Cimon drank his wine. I could tell he wanted to say something and all this small talk was merely his way — the Greek way — of working around to the main topic. Brasidas shot me a look, which I interpreted as his willingness to walk off and leave us to ourselves, but I just shrugged at him.

‘What are your plans from here?’ Cimon asked with that elaborate casualness that marks a man who has a favour to ask.

‘I’m for Plataea,’ I said. ‘But whether I go via Corinth or by way of Athens is dependent on many things.’

He nodded and looked away. His eyes followed a pair of eagles soaring high above us, well up the shoulder of the mountain. There is no better omen.

‘Those eagles say that you should ask your question,’ I said, in as light a voice as I could manage.

He bit his lip. ‘Themistocles is here,’ he said.

I nodded, the way men nod when they have no idea what other men are on about. ‘I remember him well,’ I said.

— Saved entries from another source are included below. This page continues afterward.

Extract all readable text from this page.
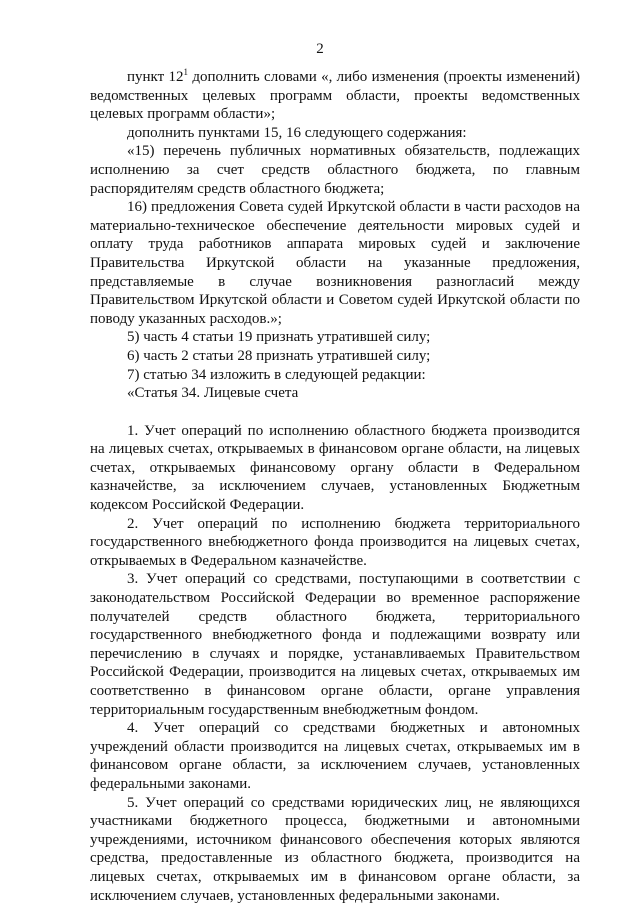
2

пункт $12^1$ дополнить словами «, либо изменения (проекты изменений) ведомственных целевых программ области, проекты ведомственных целевых программ области»;

дополнить пунктами 15, 16 следующего содержания:

«15) перечень публичных нормативных обязательств, подлежащих исполнению за счет средств областного бюджета, по главным распорядителям средств областного бюджета;

16) предложения Совета судей Иркутской области в части расходов на материально-техническое обеспечение деятельности мировых судей и оплату труда работников аппарата мировых судей и заключение Правительства Иркутской области на указанные предложения, представляемые в случае возникновения разногласий между Правительством Иркутской области и Советом судей Иркутской области по поводу указанных расходов.»;

5) часть 4 статьи 19 признать утратившей силу;

6) часть 2 статьи 28 признать утратившей силу;

7) статью 34 изложить в следующей редакции:

«Статья 34. Лицевые счета

1. Учет операций по исполнению областного бюджета производится на лицевых счетах, открываемых в финансовом органе области, на лицевых счетах, открываемых финансовому органу области в Федеральном казначействе, за исключением случаев, установленных Бюджетным кодексом Российской Федерации.

2. Учет операций по исполнению бюджета территориального государственного внебюджетного фонда производится на лицевых счетах, открываемых в Федеральном казначействе.

3. Учет операций со средствами, поступающими в соответствии с законодательством Российской Федерации во временное распоряжение получателей средств областного бюджета, территориального государственного внебюджетного фонда и подлежащими возврату или перечислению в случаях и порядке, устанавливаемых Правительством Российской Федерации, производится на лицевых счетах, открываемых им соответственно в финансовом органе области, органе управления территориальным государственным внебюджетным фондом.

4. Учет операций со средствами бюджетных и автономных учреждений области производится на лицевых счетах, открываемых им в финансовом органе области, за исключением случаев, установленных федеральными законами.

5. Учет операций со средствами юридических лиц, не являющихся участниками бюджетного процесса, бюджетными и автономными учреждениями, источником финансового обеспечения которых являются средства, предоставленные из областного бюджета, производится на лицевых счетах, открываемых им в финансовом органе области, за исключением случаев, установленных федеральными законами.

‘You have been gone a long time. Themistocles has summoned — has requested — that all the great men of Greece attend these games — to talk about the Great King.’

I laughed. ‘And I’m not invited? You could have told me straight out — I’ve outgrown the need to be the great man, Cimon. Your father always did it better than I ever will.’

But his face didn’t change. ‘No — I’m sure Themistocles will want you.’ His eyes were evasive. ‘Arimnestos — you are not an Athenian. And yet you are one of us — you led the way at Marathon.’

‘Spit it out!’ I said.

‘Themistocles is working on a sentence of exile for Aristides,’ he said. ‘Aristides was ever your friend.’